Where angelfish fear to tread
Cape Cod native explores the world’s oceans to photograph rarely seen marine life
Ethan Daniels is not your ordinary photographer. He’s not even your ordinary wildlife photographer. A native of Orleans, Daniels travels the world to snorkel in exotic locations and capture images of rarely seen species of marine life.
“I prefer to shoot areas that other photographers don’t, or won’t, or can’t,” Daniels says. In past years, trendy wildlife assignments have included photographing great white sharks, he says, but more recently the most fearless photographers have been shooting blue whales, or crocodiles in Indonesia. “The only way to make a living in photography these days is to do what others are not doing.

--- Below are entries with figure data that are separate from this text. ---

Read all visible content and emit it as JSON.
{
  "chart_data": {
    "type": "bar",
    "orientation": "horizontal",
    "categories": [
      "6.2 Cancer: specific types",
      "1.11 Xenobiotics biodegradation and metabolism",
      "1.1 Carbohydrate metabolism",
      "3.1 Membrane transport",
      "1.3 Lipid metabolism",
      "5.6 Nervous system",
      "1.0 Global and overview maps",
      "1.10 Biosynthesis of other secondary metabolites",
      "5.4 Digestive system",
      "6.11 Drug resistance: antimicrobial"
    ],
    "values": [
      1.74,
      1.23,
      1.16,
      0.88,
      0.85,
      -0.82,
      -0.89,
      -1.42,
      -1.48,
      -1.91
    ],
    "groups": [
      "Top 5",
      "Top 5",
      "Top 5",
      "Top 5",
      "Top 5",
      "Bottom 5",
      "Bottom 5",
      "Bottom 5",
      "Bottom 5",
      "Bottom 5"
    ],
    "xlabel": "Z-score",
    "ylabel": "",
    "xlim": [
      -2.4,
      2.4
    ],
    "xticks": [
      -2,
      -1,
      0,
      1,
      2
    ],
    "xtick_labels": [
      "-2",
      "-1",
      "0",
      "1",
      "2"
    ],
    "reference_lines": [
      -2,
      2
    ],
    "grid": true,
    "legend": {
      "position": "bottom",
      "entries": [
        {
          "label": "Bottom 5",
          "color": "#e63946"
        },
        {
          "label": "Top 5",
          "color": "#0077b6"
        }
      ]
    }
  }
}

I spend a lot of time in areas like mangroves that not many other photographers go.”
A resident of El Cerrito, California, who grew up in Orleans, Daniels, 43, travels the world for his profession, spending most of his time in Indonesia. Working in these waters, he regularly photographs manta rays, octopus, squid, and cuttlefish and often comes across what he describes as “bizarre-looking” and venomous species, such as scorpion fish and spiny devilfish. Occasionally, he will encounter black-and-white-banded snakes, which he says are venomous—but docile. “It’s the most diverse part of the planet in terms of marine organizations,” he says of Indonesia.
In a recent interview at Pilgrim Lake in Orleans, Daniels talked about his work, his appreciation of nature, and some of the interesting wildlife he has come across in the world’s waters. Then, he donned his wet suit, unpacked his underwater camera, and demonstrated a day on the job with a swim and shoot in the lake, the same spot where he first learned to swim as a boy.